61 P. 90 | Cal. | 1900
The cause was once here before and is reported in Rauer v. Fay,
Plaintiff in his specifications of particulars pointed out several averments of the complaint which, as is claimed, in fact were fully supported by the evidence, but which the court found to be untrue. At the former trial, when the contract was offered in evidence it was objected to, but the objection was overruled. The ruling was held to be error on appeal, for the reasons above stated, and that it should have been excluded. At the last trial the contract was admitted in evidence without objection, and witnesses were permitted, without objection, to state the work performed pursuant to the contract.
Defendant denied specifically the allegations of the complaint and pleaded, by way of a second defense, a release and full acquittance, and also a third defense based upon certain ordinances of the city which required a permit from the superintendent of streets, based upon a contract signed by three-fourths of the property owners, on the portion of the street where the work was proposed to be done. There is no specification of insufficiency of evidence to sustain the last two affirmative defenses, and appellant claims that as to these the statement must be disregarded (citing Code Civ. Proc., sec. 659); and it is contended that if either of these defenses is good the judgment should stand and the new trial should have been denied.

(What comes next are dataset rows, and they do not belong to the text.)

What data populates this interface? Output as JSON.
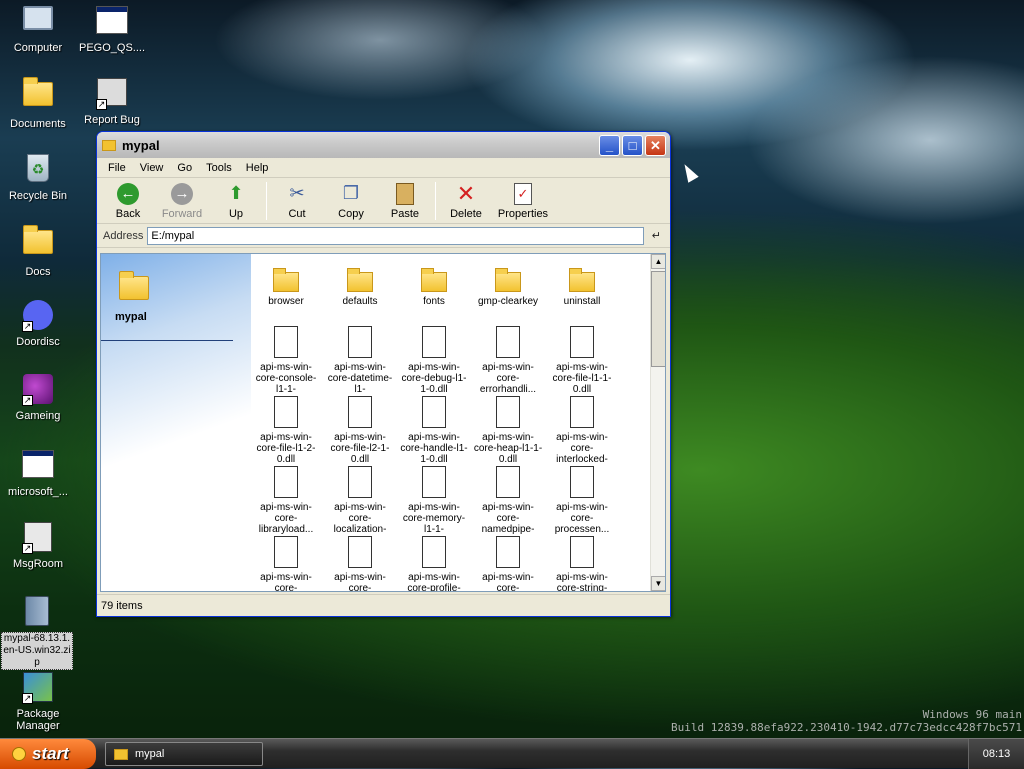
{
  "desktop_icons": [
    {
      "label": "Computer",
      "icon": "computer-icon"
    },
    {
      "label": "PEGO_QS....",
      "icon": "window-icon"
    },
    {
      "label": "Documents",
      "icon": "folder-icon"
    },
    {
      "label": "Report Bug",
      "icon": "report-icon"
    },
    {
      "label": "Recycle Bin",
      "icon": "recycle-bin-icon"
    },
    {
      "label": "Docs",
      "icon": "folder-icon"
    },
    {
      "label": "Doordisc",
      "icon": "discord-icon"
    },
    {
      "label": "Gameing",
      "icon": "cube-icon"
    },
    {
      "label": "microsoft_...",
      "icon": "window-icon"
    },
    {
      "label": "MsgRoom",
      "icon": "msgroom-icon"
    },
    {
      "label": "mypal-68.13.1.en-US.win32.zip",
      "icon": "zip-icon"
    },
    {
      "label": "Package Manager",
      "icon": "package-icon"
    }
  ],
  "window": {
    "title": "mypal",
    "menu": [
      "File",
      "View",
      "Go",
      "Tools",
      "Help"
    ],
    "toolbar": {
      "back": "Back",
      "forward": "Forward",
      "up": "Up",
      "cut": "Cut",
      "copy": "Copy",
      "paste": "Paste",
      "delete": "Delete",
      "properties": "Properties"
    },
    "address_label": "Address",
    "address_value": "E:/mypal",
    "left_panel_title": "mypal",
    "files": [
      {
        "name": "browser",
        "type": "folder"
      },
      {
        "name": "defaults",
        "type": "folder"
      },
      {
        "name": "fonts",
        "type": "folder"
      },
      {
        "name": "gmp-clearkey",
        "type": "folder"
      },
      {
        "name": "uninstall",
        "type": "folder"
      },
      {
        "name": "api-ms-win-core-console-l1-1-",
        "type": "file"
      },
      {
        "name": "api-ms-win-core-datetime-l1-",
        "type": "file"
      },
      {
        "name": "api-ms-win-core-debug-l1-1-0.dll",
        "type": "file"
      },
      {
        "name": "api-ms-win-core-errorhandli...",
        "type": "file"
      },
      {
        "name": "api-ms-win-core-file-l1-1-0.dll",
        "type": "file"
      },
      {
        "name": "api-ms-win-core-file-l1-2-0.dll",
        "type": "file"
      },
      {
        "name": "api-ms-win-core-file-l2-1-0.dll",
        "type": "file"
      },
      {
        "name": "api-ms-win-core-handle-l1-1-0.dll",
        "type": "file"
      },
      {
        "name": "api-ms-win-core-heap-l1-1-0.dll",
        "type": "file"
      },
      {
        "name": "api-ms-win-core-interlocked-",
        "type": "file"
      },
      {
        "name": "api-ms-win-core-libraryload...",
        "type": "file"
      },
      {
        "name": "api-ms-win-core-localization-",
        "type": "file"
      },
      {
        "name": "api-ms-win-core-memory-l1-1-",
        "type": "file"
      },
      {
        "name": "api-ms-win-core-namedpipe-",
        "type": "file"
      },
      {
        "name": "api-ms-win-core-processen...",
        "type": "file"
      },
      {
        "name": "api-ms-win-core-",
        "type": "file"
      },
      {
        "name": "api-ms-win-core-",
        "type": "file"
      },
      {
        "name": "api-ms-win-core-profile-",
        "type": "file"
      },
      {
        "name": "api-ms-win-core-",
        "type": "file"
      },
      {
        "name": "api-ms-win-core-string-",
        "type": "file"
      }
    ],
    "status": "79 items"
  },
  "taskbar": {
    "start_label": "start",
    "task_label": "mypal",
    "clock": "08:13"
  },
  "watermark": {
    "line1": "Windows 96 main",
    "line2": "Build 12839.88efa922.230410-1942.d77c73edcc428f7bc571"
  }
}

It is well settled that the party moving for a new trial upon a statement, for insufficiency of the evidence, must point out the particulars wherein the evidence is insufficient, and that, failing to do so, the statement relating to the alleged insufficiency must be disregarded. Upon an appeal from an order denying a new trial this court cannot consider the insufficiency of either the complaint or of the findings to support the judgment. (Brison v. Brison,
As to the alleged release the court said in the former appeal: "The mere fact that the plaintiff was not aware of this release at the time he took an assignment of the contract is of no moment. He must be deemed to have taken such contract cum onere, subject only to the duty of defendant to notify him of any conditions not specified in the contract itself, such as its full execution, payment thereunder, etc." This defense was therefore sufficiently pleaded, and if supported by evidence would constitute a complete defense to the action. The court found the allegations of the answer to be true. We cannot see but that it justified the judgment in favor of defendant, even if it be admitted that the allegations of the complaint are true and were erroneously found to be untrue. With this finding before the trial court, unassailed for insufficiency of the evidence to support it, the court had no discretion to grant a new trial. A failure to specify insufficiency of the evidence is an admission that it is sufficient. The reason *527 of the rule is obvious. The trial court is entitled to have the insufficiency of the evidence pointed out in order that it may intelligently pass upon it, and in order also that the statement may be amended, if necessary, to conform to the evidence. And this court will not consider the statement unless such specification is made, for the reason that it can take notice only of what was first presented to the lower court. If plaintiff had desired to challenge the findings as to defendant's special defenses, it was his duty to present specifications of insufficiency of the evidence to support them. Having failed to do so, we cannot consider the evidence to see whether it does or does not support such defenses. It is not necessary to inquire whether the third defense was sufficient, as the judgment may rest upon the second defense.
It is advised that the order be reversed.
Gray, C., and Haynes, C., concurred.
For the reasons given in the foregoing opinion the order is reversed. Harrison, J., Van Dyke, J., Garoutte, J.